I always find it amazing that people are wiling to use AI beacuse of stuff like this, its been illegally trained on code that it does not have the license to use, and constantly willy nilly regurgitates entire snippets completely violating the terms of use

Edit:

https://github.com/vorg/pragmatic-pbr/blob/master/local_modu...

https://github.com/vorg/pragmatic-pbr/blob/master/local_modu...

This looks like where the source code was stolen from: this repository is unlicensed, and this is copyright infringement as a result

  • gpm a day ago

    As discussed in this thread before you posted this comment, this code wasn't generated from an LLM at all, but simply included in a dependency: https://news.ycombinator.com/item?id=46092904

    Unlike your results which aren't exact match, or likely even a close enough match to be copyright infringment if the LLM was inspired by them (consider that copyright doesn't protect functional elements), an exact match of the code is here (and I assume from the comment I linked above this is a dependency of three.js, though I didn't track that down myself): https://github.com/GPUOpen-LibrariesAndSDKs/Cauldron/blob/b9...

    Edit: Actually on further thought the date on the copyright header vs the git dates suggests the file in that repo was copied from somewhere else... anyways I think we can be reasonably confident that a version of this file is in the dependency. Again I didn't look at the three.js code myself to track down how its included.

    If there's any copyright infringment here it would be because bog standard web tools fail to comply with the licenses of their dependencies and include a copy of the license, not because of LLMs. I think that is actually the case for many of them? I didn't investigate the to check if licenses are included in the network traffic.

  • vintermann a day ago

    I have been trained on code I don't have the license to use myself. I'm not like these Creators, who suck wisdom from the cosmos directly, apparently.

    Sure. It's a problem that corporations run by more or less insane people are the ones monetizing and controlling access to these tools. But the solution to that can't be even more extended private monopolistic property claims to thought-stuff. Such claims are usually the way those crazy people got where they are.

    You think in a world where Elsevier didn't just own the papers, but rights to a share in everything learned from them, would be better for you?

  • bryanhogan a day ago

    It's fascinating that people care very much about this when it's visual arts, but when it comes to code almost no one does.

    E.g. the latest Anno game (117) received a lot of hate for using AI generated loading screen backgrounds, while I have never heard of a single person caring about code, which probably was heavily AI generated.

    • [removed] a day ago
      [deleted]
  • nerdponx a day ago

    You presume that people care about things like this. A lot of people don't.

    • 20k a day ago

      Companies should. Its a business risk, you open yourself up to legal action

      • nineteen999 a day ago

        "Claude - rewrite this apparently copyrighted code that can be found online here <http://...> in a way that makes it a unique implementation." <- probably will work.

  • adastra22 a day ago

    The courts have ruled that generated output is not infringing.

    • lukas099 a day ago

      If I say, “output the contents of X verbatim” and then use the output, am I free from liability?

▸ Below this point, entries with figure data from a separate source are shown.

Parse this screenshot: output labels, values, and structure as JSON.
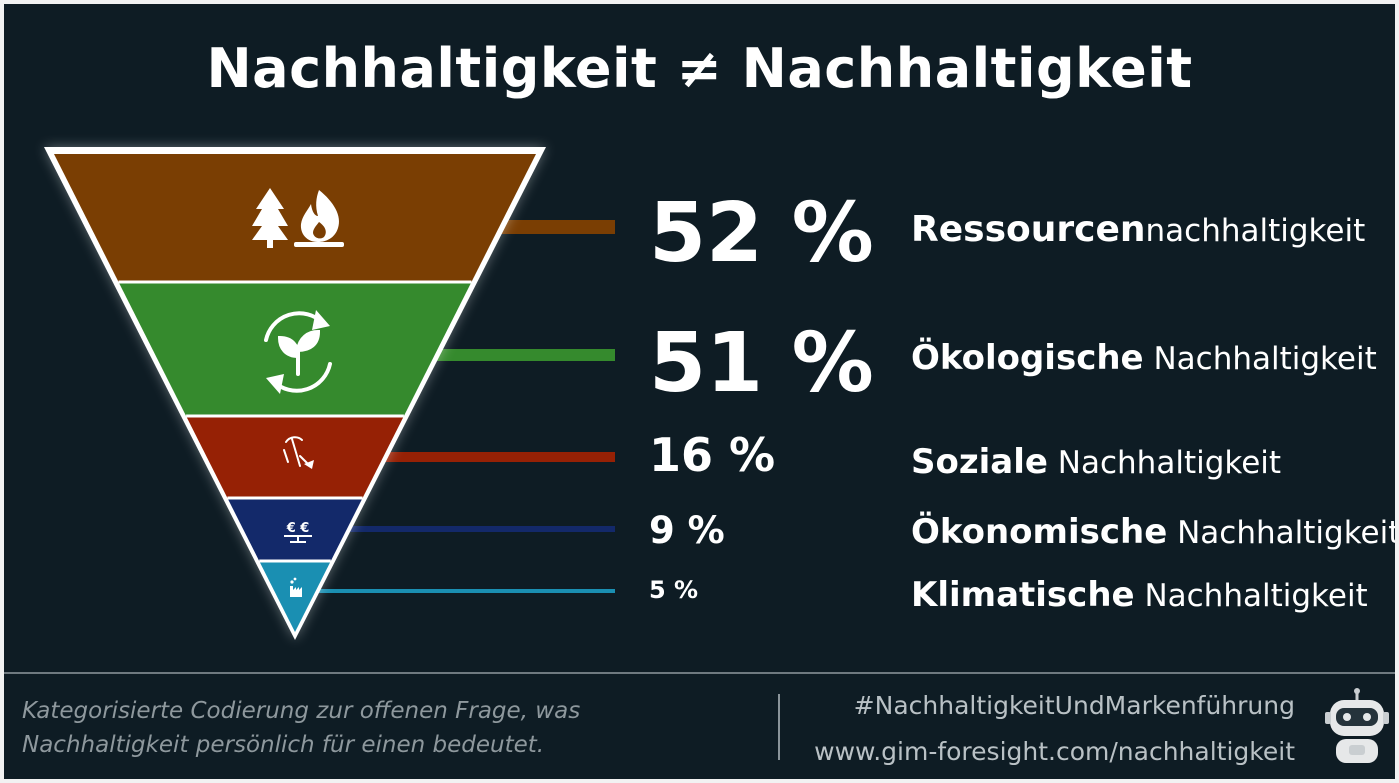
{
  "header": {
    "title": "Nachhaltigkeit ≠ Nachhaltigkeit"
  },
  "chart_data": {
    "type": "bar",
    "title": "Nachhaltigkeit ≠ Nachhaltigkeit",
    "categories": [
      {
        "bold": "Ressourcen",
        "rest": "nachhaltigkeit",
        "value_label": "52 %"
      },
      {
        "bold": "Ökologische",
        "rest": " Nachhaltigkeit",
        "value_label": "51 %"
      },
      {
        "bold": "Soziale",
        "rest": " Nachhaltigkeit",
        "value_label": "16 %"
      },
      {
        "bold": "Ökonomische",
        "rest": " Nachhaltigkeit",
        "value_label": "9 %"
      },
      {
        "bold": "Klimatische",
        "rest": " Nachhaltigkeit",
        "value_label": "5 %"
      }
    ],
    "values": [
      52,
      51,
      16,
      9,
      5
    ],
    "unit": "%",
    "colors": [
      "#7a3e03",
      "#358a2d",
      "#962105",
      "#13296a",
      "#1a8fb2"
    ],
    "icons": [
      "tree-fire-icon",
      "recycle-plant-icon",
      "mining-icon",
      "euro-scale-icon",
      "factory-icon"
    ],
    "euro_icon_text": "€ €"
  },
  "footer": {
    "note_line1": "Kategorisierte Codierung zur offenen Frage, was",
    "note_line2": "Nachhaltigkeit persönlich für einen bedeutet.",
    "hashtag": "#NachhaltigkeitUndMarkenführung",
    "url": "www.gim-foresight.com/nachhaltigkeit"
  },
  "colors": {
    "background": "#0e1c24",
    "frame": "#f2f2f2",
    "text": "#ffffff",
    "muted": "#8e989d"
  }
}
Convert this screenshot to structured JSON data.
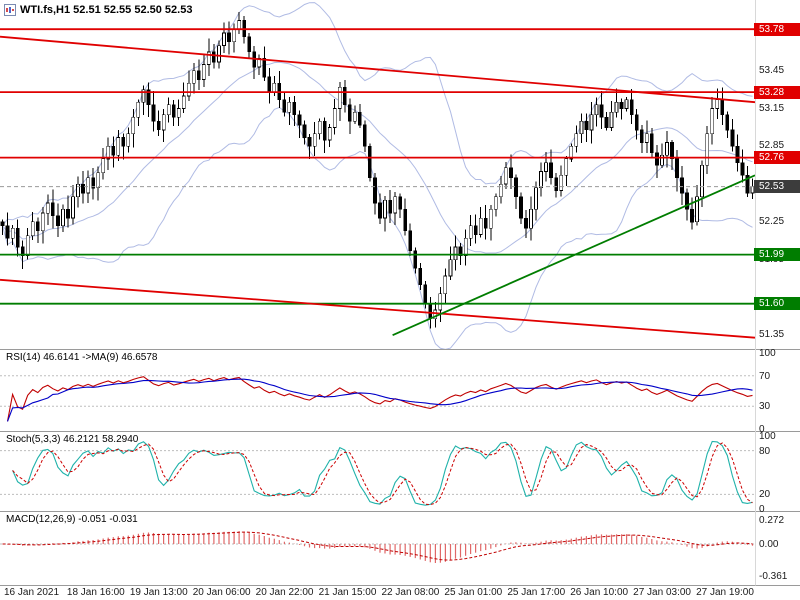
{
  "chart_data": {
    "type": "candlestick",
    "title": "WTI.fs,H1 52.51 52.55 52.50 52.53",
    "symbol": "WTI.fs",
    "timeframe": "H1",
    "ohlc": {
      "open": "52.51",
      "high": "52.55",
      "low": "52.50",
      "close": "52.53"
    },
    "x_tick_labels": [
      "16 Jan 2021",
      "18 Jan 16:00",
      "19 Jan 13:00",
      "20 Jan 06:00",
      "20 Jan 22:00",
      "21 Jan 15:00",
      "22 Jan 08:00",
      "25 Jan 01:00",
      "25 Jan 17:00",
      "26 Jan 10:00",
      "27 Jan 03:00",
      "27 Jan 19:00"
    ],
    "price_panel": {
      "y_tick_labels": [
        "53.45",
        "53.15",
        "52.85",
        "52.25",
        "51.95",
        "51.35"
      ],
      "y_range": [
        51.28,
        53.98
      ],
      "first_open": 52.25,
      "closes": [
        52.22,
        52.12,
        52.2,
        52.05,
        51.98,
        52.14,
        52.25,
        52.18,
        52.32,
        52.4,
        52.3,
        52.22,
        52.35,
        52.28,
        52.45,
        52.55,
        52.48,
        52.6,
        52.52,
        52.64,
        52.75,
        52.85,
        52.78,
        52.92,
        52.85,
        52.95,
        53.08,
        53.2,
        53.3,
        53.18,
        53.05,
        52.98,
        53.1,
        53.18,
        53.08,
        53.15,
        53.25,
        53.35,
        53.45,
        53.38,
        53.5,
        53.6,
        53.52,
        53.65,
        53.75,
        53.68,
        53.78,
        53.85,
        53.72,
        53.6,
        53.48,
        53.55,
        53.4,
        53.28,
        53.35,
        53.22,
        53.12,
        53.2,
        53.1,
        53.02,
        52.92,
        52.85,
        52.95,
        53.05,
        52.9,
        53.0,
        53.15,
        53.32,
        53.18,
        53.05,
        53.12,
        53.02,
        52.85,
        52.6,
        52.4,
        52.28,
        52.42,
        52.32,
        52.45,
        52.35,
        52.18,
        52.02,
        51.88,
        51.75,
        51.6,
        51.48,
        51.55,
        51.68,
        51.82,
        51.95,
        52.05,
        51.98,
        52.12,
        52.22,
        52.15,
        52.28,
        52.2,
        52.35,
        52.45,
        52.55,
        52.68,
        52.6,
        52.45,
        52.28,
        52.2,
        52.35,
        52.52,
        52.65,
        52.72,
        52.6,
        52.5,
        52.62,
        52.75,
        52.85,
        52.95,
        53.05,
        52.98,
        53.1,
        53.18,
        53.08,
        53.0,
        53.12,
        53.2,
        53.15,
        53.22,
        53.1,
        52.98,
        52.88,
        52.95,
        52.8,
        52.7,
        52.78,
        52.88,
        52.75,
        52.6,
        52.48,
        52.35,
        52.25,
        52.45,
        52.7,
        52.95,
        53.15,
        53.22,
        53.1,
        52.98,
        52.85,
        52.72,
        52.62,
        52.48,
        52.53
      ],
      "bollinger": {
        "period": 20,
        "deviations": 2,
        "color": "#b0bbe4"
      },
      "levels": [
        {
          "value": 53.78,
          "label": "53.78",
          "color": "#e00000"
        },
        {
          "value": 53.28,
          "label": "53.28",
          "color": "#e00000"
        },
        {
          "value": 52.76,
          "label": "52.76",
          "color": "#e00000"
        },
        {
          "value": 51.99,
          "label": "51.99",
          "color": "#007d00"
        },
        {
          "value": 51.6,
          "label": "51.60",
          "color": "#007d00"
        }
      ],
      "current_price": {
        "value": 52.53,
        "label": "52.53",
        "color": "#3c3c3c"
      },
      "trendlines": [
        {
          "from": [
            0.0,
            53.72
          ],
          "to": [
            1.0,
            53.2
          ],
          "color": "#e00000"
        },
        {
          "from": [
            0.0,
            51.79
          ],
          "to": [
            1.0,
            51.33
          ],
          "color": "#e00000"
        },
        {
          "from": [
            0.52,
            51.35
          ],
          "to": [
            1.0,
            52.62
          ],
          "color": "#007d00"
        }
      ]
    },
    "indicators": [
      {
        "id": "rsi",
        "label": "RSI(14) 46.6141 ->MA(9) 46.6578",
        "params": {
          "period": 14,
          "ma_period": 9
        },
        "last_values": [
          46.6141,
          46.6578
        ],
        "range": [
          0,
          100
        ],
        "tick_labels": [
          "100",
          "70",
          "30",
          "0"
        ],
        "guides": [
          70,
          30
        ],
        "colors": {
          "main": "#c00000",
          "signal": "#0000c8"
        }
      },
      {
        "id": "stoch",
        "label": "Stoch(5,3,3) 46.2121 58.2940",
        "params": {
          "k": 5,
          "d": 3,
          "slowing": 3
        },
        "last_values": [
          46.2121,
          58.294
        ],
        "range": [
          0,
          100
        ],
        "tick_labels": [
          "100",
          "80",
          "20",
          "0"
        ],
        "guides": [
          80,
          20
        ],
        "colors": {
          "main": "#20b2aa",
          "signal": "#cc0000"
        }
      },
      {
        "id": "macd",
        "label": "MACD(12,26,9) -0.051 -0.031",
        "params": {
          "fast": 12,
          "slow": 26,
          "signal": 9
        },
        "last_values": [
          -0.051,
          -0.031
        ],
        "range": [
          -0.42,
          0.33
        ],
        "tick_labels": [
          "0.272",
          "0.00",
          "-0.361"
        ],
        "guides": [
          0
        ],
        "colors": {
          "hist": "#e06868",
          "signal": "#c00000"
        }
      }
    ]
  }
}
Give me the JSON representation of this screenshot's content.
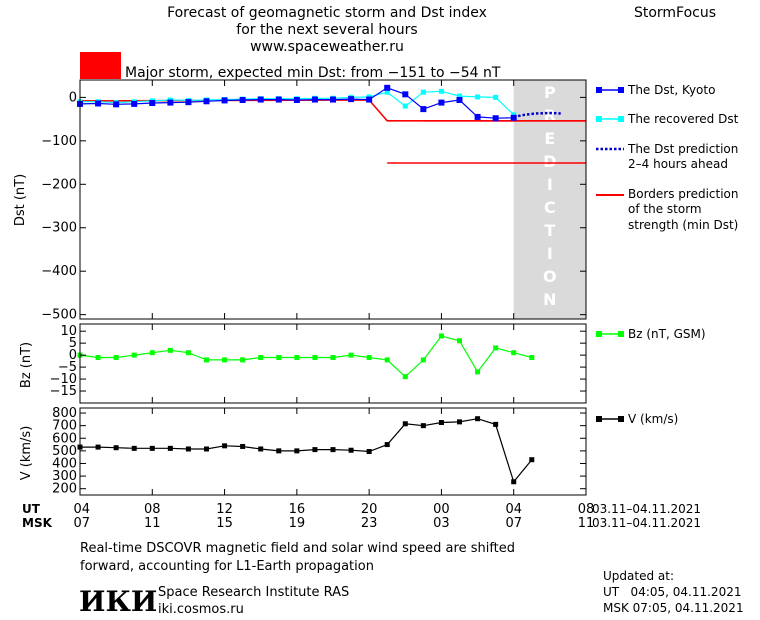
{
  "header": {
    "title_lines": [
      "Forecast of geomagnetic storm and Dst index",
      "for the next several hours",
      "www.spaceweather.ru"
    ],
    "brand": "StormFocus"
  },
  "status": {
    "text": "Major storm, expected min Dst: from −151 to −54 nT",
    "color": "#ff0000"
  },
  "footer": {
    "note_lines": [
      "Real-time DSCOVR magnetic field and solar wind speed are shifted",
      "forward, accounting for L1-Earth propagation"
    ],
    "logo_text": "ИКИ",
    "institute": "Space Research Institute RAS",
    "website": "iki.cosmos.ru",
    "updated_label": "Updated at:",
    "updated_ut": "UT   04:05, 04.11.2021",
    "updated_msk": "MSK 07:05, 04.11.2021"
  },
  "colors": {
    "dst": "#0000ff",
    "recovered": "#00ffff",
    "prediction": "#0000cc",
    "borders": "#ff0000",
    "bz": "#00ff00",
    "v": "#000000",
    "prediction_band": "#dadada"
  },
  "chart_data": [
    {
      "type": "line",
      "ylabel": "Dst (nT)",
      "ylim": [
        -510,
        40
      ],
      "yticks": [
        0,
        -100,
        -200,
        -300,
        -400,
        -500
      ],
      "ytick_labels": [
        "0",
        "−100",
        "−200",
        "−300",
        "−400",
        "−500"
      ],
      "prediction_band": {
        "x_from": 28,
        "x_to": 32,
        "label": "PREDICTION"
      },
      "series": [
        {
          "name": "The Dst, Kyoto",
          "color": "#0000ff",
          "x": [
            4,
            5,
            6,
            7,
            8,
            9,
            10,
            11,
            12,
            13,
            14,
            15,
            16,
            17,
            18,
            19,
            20,
            21,
            22,
            23,
            24,
            25,
            26,
            27,
            28
          ],
          "y": [
            -15,
            -14,
            -16,
            -15,
            -13,
            -12,
            -11,
            -9,
            -7,
            -6,
            -5,
            -5,
            -6,
            -5,
            -5,
            -4,
            -5,
            22,
            7,
            -27,
            -12,
            -6,
            -45,
            -48,
            -47
          ]
        },
        {
          "name": "The recovered Dst",
          "color": "#00ffff",
          "x": [
            4,
            5,
            6,
            7,
            8,
            9,
            10,
            11,
            12,
            13,
            14,
            15,
            16,
            17,
            18,
            19,
            20,
            21,
            22,
            23,
            24,
            25,
            26,
            27,
            28
          ],
          "y": [
            -10,
            -10,
            -12,
            -10,
            -8,
            -6,
            -7,
            -6,
            -5,
            -4,
            -3,
            -3,
            -3,
            -2,
            -2,
            0,
            1,
            12,
            -20,
            12,
            14,
            3,
            1,
            0,
            -40
          ]
        },
        {
          "name": "The Dst prediction",
          "name_line2": "2–4 hours ahead",
          "color": "#0000cc",
          "x": [
            28,
            28.6,
            29.2,
            30,
            30.6
          ],
          "y": [
            -45,
            -40,
            -37,
            -36,
            -37
          ]
        },
        {
          "name": "Borders prediction",
          "name_line2": "of the storm",
          "name_line3": "strength (min Dst)",
          "color": "#ff0000",
          "segments": [
            {
              "x": [
                4,
                20,
                21,
                32
              ],
              "y": [
                -8,
                -6,
                -54,
                -54
              ]
            },
            {
              "x": [
                23,
                32
              ],
              "y": [
                -54,
                -54
              ]
            },
            {
              "x": [
                21,
                32
              ],
              "y": [
                -151,
                -151
              ]
            }
          ]
        }
      ]
    },
    {
      "type": "line",
      "ylabel": "Bz (nT)",
      "ylim": [
        -20,
        13
      ],
      "yticks": [
        10,
        5,
        0,
        -5,
        -10,
        -15
      ],
      "ytick_labels": [
        "10",
        "5",
        "0",
        "−5",
        "−10",
        "−15"
      ],
      "series": [
        {
          "name": "Bz (nT, GSM)",
          "color": "#00ff00",
          "x": [
            4,
            5,
            6,
            7,
            8,
            9,
            10,
            11,
            12,
            13,
            14,
            15,
            16,
            17,
            18,
            19,
            20,
            21,
            22,
            23,
            24,
            25,
            26,
            27,
            28,
            29
          ],
          "y": [
            0,
            -1,
            -1,
            0,
            1,
            2,
            1,
            -2,
            -2,
            -2,
            -1,
            -1,
            -1,
            -1,
            -1,
            0,
            -1,
            -2,
            -9,
            -2,
            8,
            6,
            -7,
            3,
            1,
            -1
          ]
        }
      ]
    },
    {
      "type": "line",
      "ylabel": "V (km/s)",
      "ylim": [
        150,
        840
      ],
      "yticks": [
        800,
        700,
        600,
        500,
        400,
        300,
        200
      ],
      "ytick_labels": [
        "800",
        "700",
        "600",
        "500",
        "400",
        "300",
        "200"
      ],
      "series": [
        {
          "name": "V (km/s)",
          "color": "#000000",
          "x": [
            4,
            5,
            6,
            7,
            8,
            9,
            10,
            11,
            12,
            13,
            14,
            15,
            16,
            17,
            18,
            19,
            20,
            21,
            22,
            23,
            24,
            25,
            26,
            27,
            28,
            29
          ],
          "y": [
            530,
            530,
            525,
            520,
            520,
            520,
            515,
            515,
            540,
            535,
            515,
            500,
            500,
            510,
            510,
            505,
            495,
            550,
            715,
            700,
            725,
            730,
            755,
            710,
            255,
            430
          ]
        }
      ]
    }
  ],
  "x_axis": {
    "xlim": [
      4,
      32
    ],
    "tick_hours": [
      4,
      8,
      12,
      16,
      20,
      24,
      28,
      32
    ],
    "ut_row_label": "UT",
    "msk_row_label": "MSK",
    "ut_ticks": [
      "04",
      "08",
      "12",
      "16",
      "20",
      "00",
      "04",
      "08"
    ],
    "msk_ticks": [
      "07",
      "11",
      "15",
      "19",
      "23",
      "03",
      "07",
      "11"
    ],
    "ut_range": "03.11–04.11.2021",
    "msk_range": "03.11–04.11.2021"
  }
}
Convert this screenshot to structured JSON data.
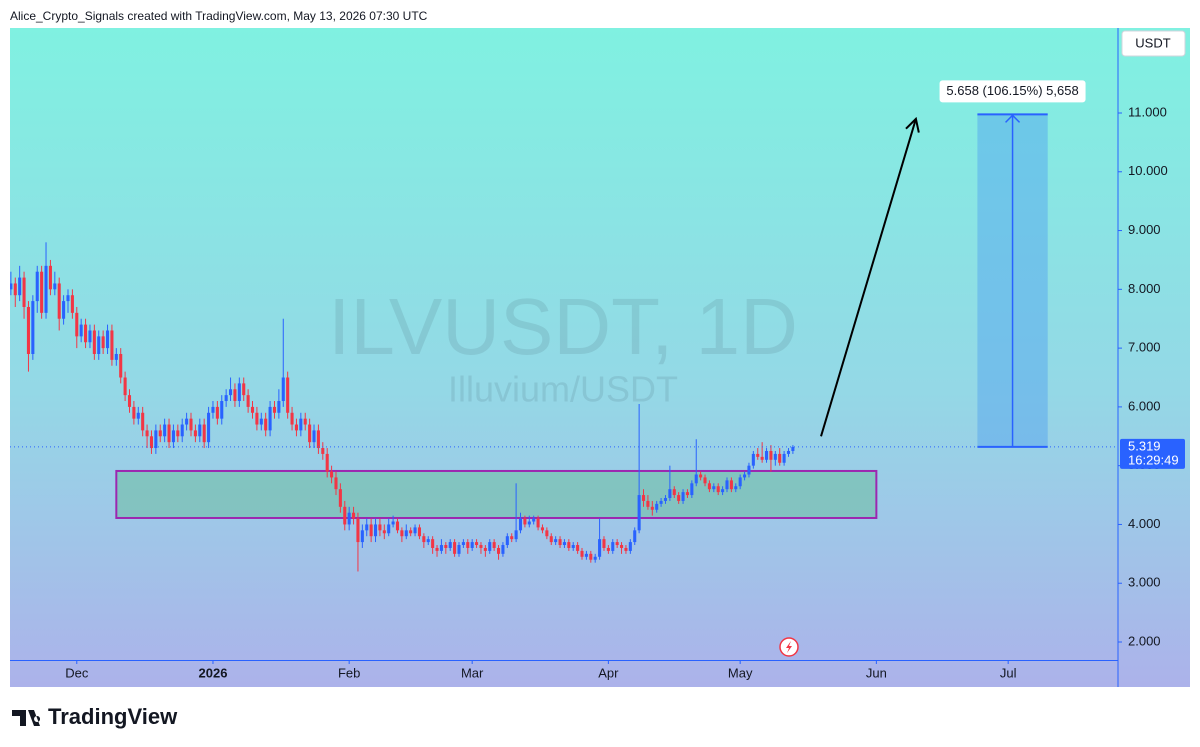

      • adastra22 a day ago

        If the generated code in TFA contained the actual Counter-Strike source code, then you (well, Valve) would have a defensible claim. But the prompt was to make something like Counter-Strike, and it came up with something different. That's fair game.

        • gafferongames a day ago

          I can assure you that Valve is not remotely concerned about this AI generated "first person shooter" taking market share away from them.

    • nosianu a day ago

      Definitely citation needed. Such court cases usually come with a lot of important context. How can you just make such a statement and get away with not providing any context link?